Aldenham Reservoir and Country Park is a 65 acre reservoir with a circular footpath and 175 acres of woods and meadow land. The area also contains adventure playgrounds and rare breeds farm animals. There is angling, a nature trail, horse-riding and a refreshment kiosk. The kiosk is generally open daily from Easter until the end of October and on weekends and school holidays throughout the year. Occasionally the kiosk may close on days of bad weather. However, it may open on fine days in the winter.
Amwell Nature Reserve is a complex of lakes, reedbeds, grassland, scrub and woodland in the Lee Valley, located south of Ware. The lakes were created by sand and gravel extraction between1973 and 1990 by St Albans Sand and Gravel, which then became RMC Aggregates, which in turn was taken over by Cemex. Cemex continued ownership until December 2006 when it was bought by Herts and Middx Wildlife Trust, which will ensure that its status as one of the best birding sites in Hertfordshire will be safeguarded for the future.
Cassiobury Park is a 77 hectare (190 acre) area of grassland and woodland west of Watford town centre with the River Gade and Grand Union Canal flowing through it at its western end.
The map below shows the name of the numerous gravel pits that exist in the lower Lee Valley area, places where parking is available in the area and the Hertfordshire/Essex county boundary.
Located on the south side of Croxley Green beyond the urban sprawl, lies a 100 Acre reserve that provides a habitat rich in birdlife throughout the year.
East Hyde is one of the few easily accessible areas of water meadow along this stretch of the Upper Lea Valley. Situated on the Hertfordshire/Bedfordshire border the area can be reached along the B653, Lower Luton Road and is approximately 1.5 miles north-west of Batford and 4 miles south-east of Luton (TL 129172). A map can be found here.
The Woodland Trust's Heartwood Forest is impressive, 345 Ha (850 acres) of newly planted trees and open grassland, plus some existing old woodland, located on both sides of the B651 road between Sandridge and Wheathampstead.

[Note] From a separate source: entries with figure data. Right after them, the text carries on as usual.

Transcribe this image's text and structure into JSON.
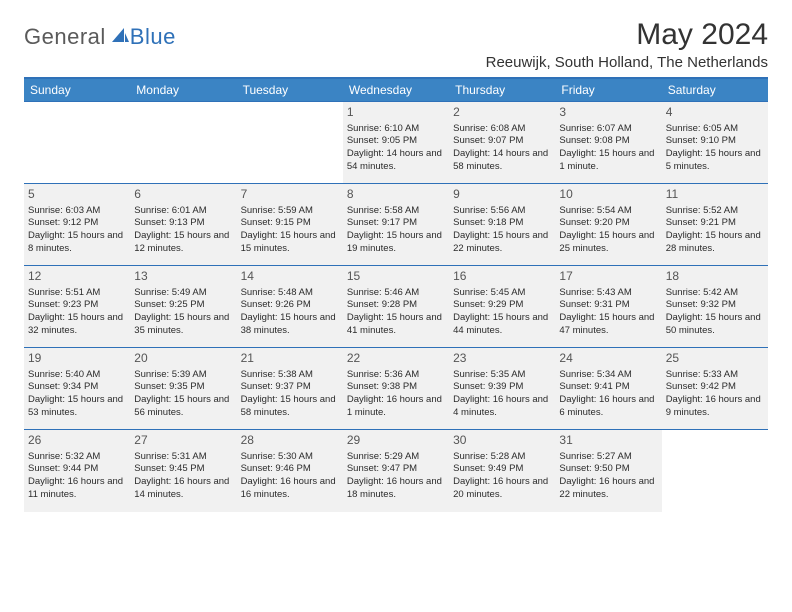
{
  "logo": {
    "text1": "General",
    "text2": "Blue"
  },
  "title": "May 2024",
  "location": "Reeuwijk, South Holland, The Netherlands",
  "colors": {
    "header_bg": "#3b84c4",
    "header_border": "#2f71b8",
    "cell_bg": "#f1f1f1",
    "text": "#2b2b2b",
    "logo_gray": "#5a5a5a",
    "logo_blue": "#2f71b8"
  },
  "daynames": [
    "Sunday",
    "Monday",
    "Tuesday",
    "Wednesday",
    "Thursday",
    "Friday",
    "Saturday"
  ],
  "weeks": [
    [
      null,
      null,
      null,
      {
        "n": "1",
        "sr": "6:10 AM",
        "ss": "9:05 PM",
        "dl": "14 hours and 54 minutes."
      },
      {
        "n": "2",
        "sr": "6:08 AM",
        "ss": "9:07 PM",
        "dl": "14 hours and 58 minutes."
      },
      {
        "n": "3",
        "sr": "6:07 AM",
        "ss": "9:08 PM",
        "dl": "15 hours and 1 minute."
      },
      {
        "n": "4",
        "sr": "6:05 AM",
        "ss": "9:10 PM",
        "dl": "15 hours and 5 minutes."
      }
    ],
    [
      {
        "n": "5",
        "sr": "6:03 AM",
        "ss": "9:12 PM",
        "dl": "15 hours and 8 minutes."
      },
      {
        "n": "6",
        "sr": "6:01 AM",
        "ss": "9:13 PM",
        "dl": "15 hours and 12 minutes."
      },
      {
        "n": "7",
        "sr": "5:59 AM",
        "ss": "9:15 PM",
        "dl": "15 hours and 15 minutes."
      },
      {
        "n": "8",
        "sr": "5:58 AM",
        "ss": "9:17 PM",
        "dl": "15 hours and 19 minutes."
      },
      {
        "n": "9",
        "sr": "5:56 AM",
        "ss": "9:18 PM",
        "dl": "15 hours and 22 minutes."
      },
      {
        "n": "10",
        "sr": "5:54 AM",
        "ss": "9:20 PM",
        "dl": "15 hours and 25 minutes."
      },
      {
        "n": "11",
        "sr": "5:52 AM",
        "ss": "9:21 PM",
        "dl": "15 hours and 28 minutes."
      }
    ],
    [
      {
        "n": "12",
        "sr": "5:51 AM",
        "ss": "9:23 PM",
        "dl": "15 hours and 32 minutes."
      },
      {
        "n": "13",
        "sr": "5:49 AM",
        "ss": "9:25 PM",
        "dl": "15 hours and 35 minutes."
      },
      {
        "n": "14",
        "sr": "5:48 AM",
        "ss": "9:26 PM",
        "dl": "15 hours and 38 minutes."
      },
      {
        "n": "15",
        "sr": "5:46 AM",
        "ss": "9:28 PM",
        "dl": "15 hours and 41 minutes."
      },
      {
        "n": "16",
        "sr": "5:45 AM",
        "ss": "9:29 PM",
        "dl": "15 hours and 44 minutes."
      },
      {
        "n": "17",
        "sr": "5:43 AM",
        "ss": "9:31 PM",
        "dl": "15 hours and 47 minutes."
      },
      {
        "n": "18",
        "sr": "5:42 AM",
        "ss": "9:32 PM",
        "dl": "15 hours and 50 minutes."
      }
    ],
    [
      {
        "n": "19",
        "sr": "5:40 AM",
        "ss": "9:34 PM",
        "dl": "15 hours and 53 minutes."
      },
      {
        "n": "20",
        "sr": "5:39 AM",
        "ss": "9:35 PM",
        "dl": "15 hours and 56 minutes."
      },
      {
        "n": "21",
        "sr": "5:38 AM",
        "ss": "9:37 PM",
        "dl": "15 hours and 58 minutes."
      },
      {
        "n": "22",
        "sr": "5:36 AM",
        "ss": "9:38 PM",
        "dl": "16 hours and 1 minute."
      },
      {
        "n": "23",
        "sr": "5:35 AM",
        "ss": "9:39 PM",
        "dl": "16 hours and 4 minutes."
      },
      {
        "n": "24",
        "sr": "5:34 AM",
        "ss": "9:41 PM",
        "dl": "16 hours and 6 minutes."
      },
      {
        "n": "25",
        "sr": "5:33 AM",
        "ss": "9:42 PM",
        "dl": "16 hours and 9 minutes."
      }
    ],
    [
      {
        "n": "26",
        "sr": "5:32 AM",
        "ss": "9:44 PM",
        "dl": "16 hours and 11 minutes."
      },
      {
        "n": "27",
        "sr": "5:31 AM",
        "ss": "9:45 PM",
        "dl": "16 hours and 14 minutes."
      },
      {
        "n": "28",
        "sr": "5:30 AM",
        "ss": "9:46 PM",
        "dl": "16 hours and 16 minutes."
      },
      {
        "n": "29",
        "sr": "5:29 AM",
        "ss": "9:47 PM",
        "dl": "16 hours and 18 minutes."
      },
      {
        "n": "30",
        "sr": "5:28 AM",
        "ss": "9:49 PM",
        "dl": "16 hours and 20 minutes."
      },
      {
        "n": "31",
        "sr": "5:27 AM",
        "ss": "9:50 PM",
        "dl": "16 hours and 22 minutes."
      },
      null
    ]
  ],
  "labels": {
    "sunrise": "Sunrise:",
    "sunset": "Sunset:",
    "daylight": "Daylight:"
  }
}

Nomansland Common borders Heartwood to the north, it is managed by St Albans Council.
King’s Meads, between Hertford and Ware, are the largest remaining grazed riverside flood meadows in Hertfordshire, covering 96 hectares or 237 acres. The rivers and ditches, which criss-cross the site, traditionally flooded the flat land although, due to falling water levels, this now happens less often than in the past. However, ditch restoration and the maintenance of a system of sluices is gradually restoring the water levels to the meadows during the winter months.

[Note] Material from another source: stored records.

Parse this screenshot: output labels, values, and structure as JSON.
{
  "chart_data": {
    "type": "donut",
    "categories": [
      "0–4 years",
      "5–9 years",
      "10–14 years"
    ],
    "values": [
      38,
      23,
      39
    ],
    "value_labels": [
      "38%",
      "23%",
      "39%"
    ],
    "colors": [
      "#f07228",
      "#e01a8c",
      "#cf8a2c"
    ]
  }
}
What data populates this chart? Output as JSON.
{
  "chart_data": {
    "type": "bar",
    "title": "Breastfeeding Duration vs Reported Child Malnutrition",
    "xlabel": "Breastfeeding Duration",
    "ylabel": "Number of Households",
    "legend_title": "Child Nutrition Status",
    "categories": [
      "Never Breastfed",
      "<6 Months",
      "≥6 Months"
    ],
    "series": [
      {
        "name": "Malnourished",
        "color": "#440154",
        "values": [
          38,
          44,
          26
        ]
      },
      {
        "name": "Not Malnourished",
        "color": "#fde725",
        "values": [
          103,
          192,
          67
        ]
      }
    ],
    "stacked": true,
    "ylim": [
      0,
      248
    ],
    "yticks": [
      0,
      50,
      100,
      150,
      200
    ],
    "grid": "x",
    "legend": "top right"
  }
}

Maple Lodge Nature Reserve at Maple Cross reopened on Easter Sunday after a period of closure. Maple Lodge remains a members only reserve.
Maple Lodge is a wonderful 40 acre nature reserve consisting of lakes, marsh, hedgerows and wooded plantation. The reserve is in Maple Cross near junction 17 of the M25 (see the Lodge Map page for location details). It can be accessed by members any time of the year. Details regarding membership and access can be found on their website Maple Lodge Conservation Society, enquiries about membership telephone? 07580 535986.
Tring Reservoirs attract all kinds of wildlife and are recognised as one of the best sites in the region for wintering wildfowl. The reed beds hold breeding warblers and Reed Buntings in the summer and one of the largest heronries in Herts is at Wilstone Reservoir. Autumn and spring migration can bring in some exciting birds, however Tring Reservoirs are worth a visit at any time of year.
The Tyttenhanger area is one of the best places in Hertfordshire to see a wide variety of bird species, including wetland specialists. The site comprioses an area of active and restored gravel pits and woodland between London Colney and Colney Heath. There is plenty of other wildlife around too.
Verulamium Park is a large park situated on the south west side of the city of St Albans. The park and the lake were created in the 1930s from what was at the time agricultural land. Most of the park lies within the walls of the Roman town of Verulamium and some of the walls can still be seen within the park. The Verulamium museum devoted to everyday life in Roman Britain is found at the North West end of the park at TL137073.